Student Videos
The following are videos from a reading seminar that I facilitated this spring semester, MC 399: Having Difficult Conversations (view the course schedule and description). Students explored “open listening” as both a social and embodied practice. We anchored our exploration using a narrative perspectives, framing listening as an exchange (and potentially a transformation of) stories. This seminar was also anchored in mindfulness, open, engaged awareness of the the present moment. Students’ videos thus embody both content learned in the course and their experiences synthesizing this content with their own lived experiences & stories. All projects have been shared with the students’ explicit consent.
Project #1: Core Stories
While stories are constantly changing, we arguably still have a set of core (though never fully stable) narratives (and associated values, beliefs, and opinions) that guide our everyday behavior. Andrea’s project identified and explored the meaning behind what four of her own core stories. While acknowledging how certain experiences can have dramatic effects, Andrea acknowledges the ways that smaller, seemingly insignificant moments simultaneously shape our stories and our lives. She also acknowledges the construction of her core stories as a relational activity.
View the transcript for the video here.
Project #2: “My Story? Oh. What?”
My Story? Oh. What? from Brittney Hernandez on Vimeo.
View the transcript here.
In MC 399: Having Difficult Conversations, we framed listening as an exchange of narratives, or stories. We explored how stories, in addition to their emotional contexts, continually inform our perceptions in the present moment.
Brittney’s project acknowledges the ways that narratives are co-constructed. Her video primarily focuses on the fluidity, complexity, and multiplicity of stories. While Andrea’s project (#4) acknowledges the ways that narratives can act as relatively stable forces in our lives, Brittney reminds us of their ever fluid nature (“…how our narratives change!”).
We spent a lot of time in this reading seminar talking about the body, something that we both pay attention to and with. We also talked about the body as something that is encoded with stories. Brittney’s project artfully demonstrated this point (“It’s every sensation and interaction and ancestor that courses through my veins”).
This seminar also included a mindfulness component. We explored different kinds of attention/awareness, including different brain wave states. Brittney’s project, too, captured not only the complexity always available in the present moment, but also that it is “the awareness of [ourselves] that makes [our narratives] come alive.”
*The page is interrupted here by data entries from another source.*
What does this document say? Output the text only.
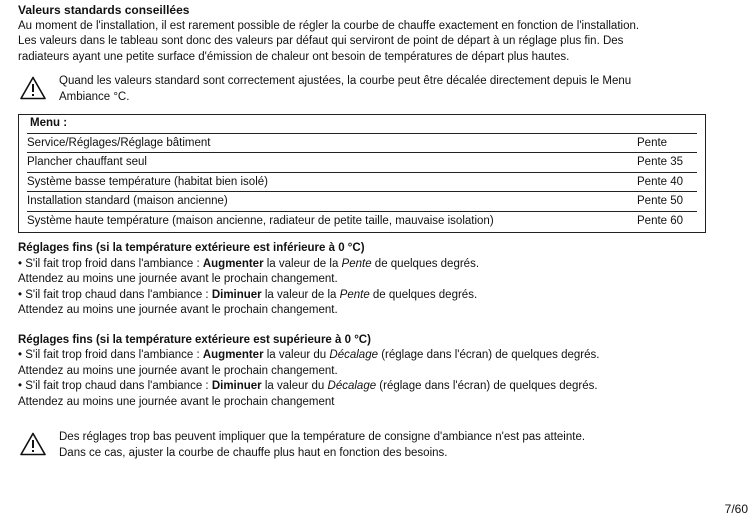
Valeurs standards conseillées
Au moment de l'installation, il est rarement possible de régler la courbe de chauffe exactement en fonction de l'installation.
Les valeurs dans le tableau sont donc des valeurs par défaut qui serviront de point de départ à un réglage plus fin. Des
radiateurs ayant une petite surface d'émission de chaleur ont besoin de températures de départ plus hautes.
Quand les valeurs standard sont correctement ajustées, la courbe peut être décalée directement depuis le Menu
Ambiance °C.
Menu :
Service/Réglages/Réglage bâtiment	Pente
Plancher chauffant seul	Pente 35
Système basse température (habitat bien isolé)	Pente 40
Installation standard (maison ancienne)	Pente 50
Système haute température (maison ancienne, radiateur de petite taille, mauvaise isolation)	Pente 60
Réglages fins (si la température extérieure est inférieure à 0 °C)
• S'il fait trop froid dans l'ambiance : Augmenter la valeur de la Pente de quelques degrés.
Attendez au moins une journée avant le prochain changement.
• S'il fait trop chaud dans l'ambiance : Diminuer la valeur de la Pente de quelques degrés.
Attendez au moins une journée avant le prochain changement.
Réglages fins (si la température extérieure est supérieure à 0 °C)
• S'il fait trop froid dans l'ambiance : Augmenter la valeur du Décalage (réglage dans l'écran) de quelques degrés.
Attendez au moins une journée avant le prochain changement.
• S'il fait trop chaud dans l'ambiance : Diminuer la valeur du Décalage (réglage dans l'écran) de quelques degrés.
Attendez au moins une journée avant le prochain changement
Des réglages trop bas peuvent impliquer que la température de consigne d'ambiance n'est pas atteinte.
Dans ce cas, ajuster la courbe de chauffe plus haut en fonction des besoins.
7/60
Project #3: “A Day in the Anorexic Mind | A Healthy Day”
While titled “Having Difficult Conversations,” this seminar examined the inseparability of our ability to listen to others and our ability to listen to ourselves. Listening was framed as an ability to openly “update” one’s story with new perspectives, a process that can happen when a person is alone as well as during our interactions with others. In terms of brain waves, this process is called “alpha-theta.”
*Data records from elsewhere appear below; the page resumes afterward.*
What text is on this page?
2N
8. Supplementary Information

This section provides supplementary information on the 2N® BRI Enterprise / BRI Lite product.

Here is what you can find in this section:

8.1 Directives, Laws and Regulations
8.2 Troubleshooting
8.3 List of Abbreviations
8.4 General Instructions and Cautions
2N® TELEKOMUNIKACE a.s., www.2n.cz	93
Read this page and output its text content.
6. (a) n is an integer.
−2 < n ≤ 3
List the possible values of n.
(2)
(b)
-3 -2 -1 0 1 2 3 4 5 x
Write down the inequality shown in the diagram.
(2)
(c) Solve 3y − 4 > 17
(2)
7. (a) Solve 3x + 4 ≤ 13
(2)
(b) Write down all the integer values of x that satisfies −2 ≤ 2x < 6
Alpha-theta is essentially when a person has a story and its associated emotional context (associated with the brain wave theta) come up into one’s consciousness, but it is accompanied by a more open form of awareness (associated with brain wave alpha and mindfulness). Alpha-theta neurofeedback training has been used to help individuals cope with traumatic memories by bringing mindful awareness to them (rather than trying to “move past them”).
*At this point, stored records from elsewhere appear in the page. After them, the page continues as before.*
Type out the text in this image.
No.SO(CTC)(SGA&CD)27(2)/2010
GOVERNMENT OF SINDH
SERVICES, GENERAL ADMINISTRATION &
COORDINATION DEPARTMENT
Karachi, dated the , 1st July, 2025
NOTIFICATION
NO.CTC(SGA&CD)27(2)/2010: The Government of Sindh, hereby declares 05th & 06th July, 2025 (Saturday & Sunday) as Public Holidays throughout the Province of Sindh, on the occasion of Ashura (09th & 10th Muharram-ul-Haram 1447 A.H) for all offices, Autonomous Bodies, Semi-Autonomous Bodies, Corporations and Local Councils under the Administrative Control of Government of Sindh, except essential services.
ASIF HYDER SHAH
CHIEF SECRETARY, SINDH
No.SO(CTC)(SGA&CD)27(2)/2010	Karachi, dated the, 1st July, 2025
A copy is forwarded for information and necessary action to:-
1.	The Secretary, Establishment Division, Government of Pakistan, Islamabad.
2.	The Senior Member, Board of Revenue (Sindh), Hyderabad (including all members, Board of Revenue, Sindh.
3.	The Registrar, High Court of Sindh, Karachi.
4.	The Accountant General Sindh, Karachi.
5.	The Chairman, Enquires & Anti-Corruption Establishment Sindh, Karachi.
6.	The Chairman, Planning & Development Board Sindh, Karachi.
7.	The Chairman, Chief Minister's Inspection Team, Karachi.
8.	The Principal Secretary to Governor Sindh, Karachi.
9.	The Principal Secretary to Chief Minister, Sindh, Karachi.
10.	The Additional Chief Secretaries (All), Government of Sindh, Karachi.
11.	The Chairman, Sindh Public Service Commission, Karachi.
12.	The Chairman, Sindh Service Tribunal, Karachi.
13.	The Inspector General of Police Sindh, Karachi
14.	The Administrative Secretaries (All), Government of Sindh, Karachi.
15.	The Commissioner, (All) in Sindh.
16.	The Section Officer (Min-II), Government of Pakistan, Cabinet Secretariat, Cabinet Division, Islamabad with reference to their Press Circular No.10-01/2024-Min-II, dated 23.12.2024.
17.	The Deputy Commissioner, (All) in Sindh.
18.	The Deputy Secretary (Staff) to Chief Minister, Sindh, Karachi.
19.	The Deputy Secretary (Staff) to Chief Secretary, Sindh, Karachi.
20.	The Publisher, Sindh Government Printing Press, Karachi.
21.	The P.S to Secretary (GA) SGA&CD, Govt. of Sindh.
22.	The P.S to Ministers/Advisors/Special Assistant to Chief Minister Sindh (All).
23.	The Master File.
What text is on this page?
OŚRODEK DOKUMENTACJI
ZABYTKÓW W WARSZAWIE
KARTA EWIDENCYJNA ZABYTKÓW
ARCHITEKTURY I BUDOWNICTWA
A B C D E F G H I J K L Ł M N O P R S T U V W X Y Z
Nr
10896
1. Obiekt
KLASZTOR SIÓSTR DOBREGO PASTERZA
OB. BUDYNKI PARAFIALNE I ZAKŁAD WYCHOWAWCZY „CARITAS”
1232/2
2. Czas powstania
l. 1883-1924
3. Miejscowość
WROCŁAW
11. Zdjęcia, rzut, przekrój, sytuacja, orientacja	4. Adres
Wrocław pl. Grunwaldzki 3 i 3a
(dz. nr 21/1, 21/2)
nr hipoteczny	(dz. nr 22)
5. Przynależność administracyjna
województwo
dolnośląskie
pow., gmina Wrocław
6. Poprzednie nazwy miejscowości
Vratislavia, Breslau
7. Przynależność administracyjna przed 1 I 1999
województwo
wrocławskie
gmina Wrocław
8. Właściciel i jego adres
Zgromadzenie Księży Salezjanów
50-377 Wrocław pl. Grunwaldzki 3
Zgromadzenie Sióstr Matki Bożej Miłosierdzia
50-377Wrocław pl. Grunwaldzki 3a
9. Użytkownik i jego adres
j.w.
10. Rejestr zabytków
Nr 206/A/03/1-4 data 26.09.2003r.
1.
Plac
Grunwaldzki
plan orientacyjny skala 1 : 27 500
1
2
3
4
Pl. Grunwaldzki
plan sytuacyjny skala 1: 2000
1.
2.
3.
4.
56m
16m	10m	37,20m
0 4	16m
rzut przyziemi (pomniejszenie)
During our conference, this student described her own alpha-theta moments. Her video also shows how her daily mindfulness practice changed her relationship to the rather immersive narratives associated with eating disorders as well as her body. In her companion manifesto, she writes, “Hello body! I am finally home!”
Project #4: Interactive Photo Collage
Like Brittney’s Project #1 and Andrea’s Project #4 , Rachel’s project highlighted the ways that our stories are intertwined with others. In this project, however, Rachel helped us experience this truth. She printed out a large poster with a series of pictures, and then asked us to write down our responses to the pictures using sticky notes.
As a result, we saw the ways that our narratives and standpoints represent areas of both commonality and differences, both of which are important to acknowledge. While we had covered a modified version of Goodson and Gill’s (2011) Narrative Fusion of Horizons model (see image below), Rachel’s gave us an experience to help us more deeply appreciate that every conversation involves the coming together of multiple webs of meaning.
Rachel’s project also highlighted something that Royster and Kirsch (2012), in their Feminist Rhetorical Practices, call tacking in and tacking out. They argue that in order to more fully appreciate another person’s perspective, we must practice listening from both up close and far away perspectives. Rachel once again helped us experience tacking in and tacking out through photography. Notice the bottom left pictures of the road. The middle picture, which is actually made mostly of smaller picture of herself, also acts as a metaphor for tacking in and tacking out (while also driving home the point that we are made up of stories).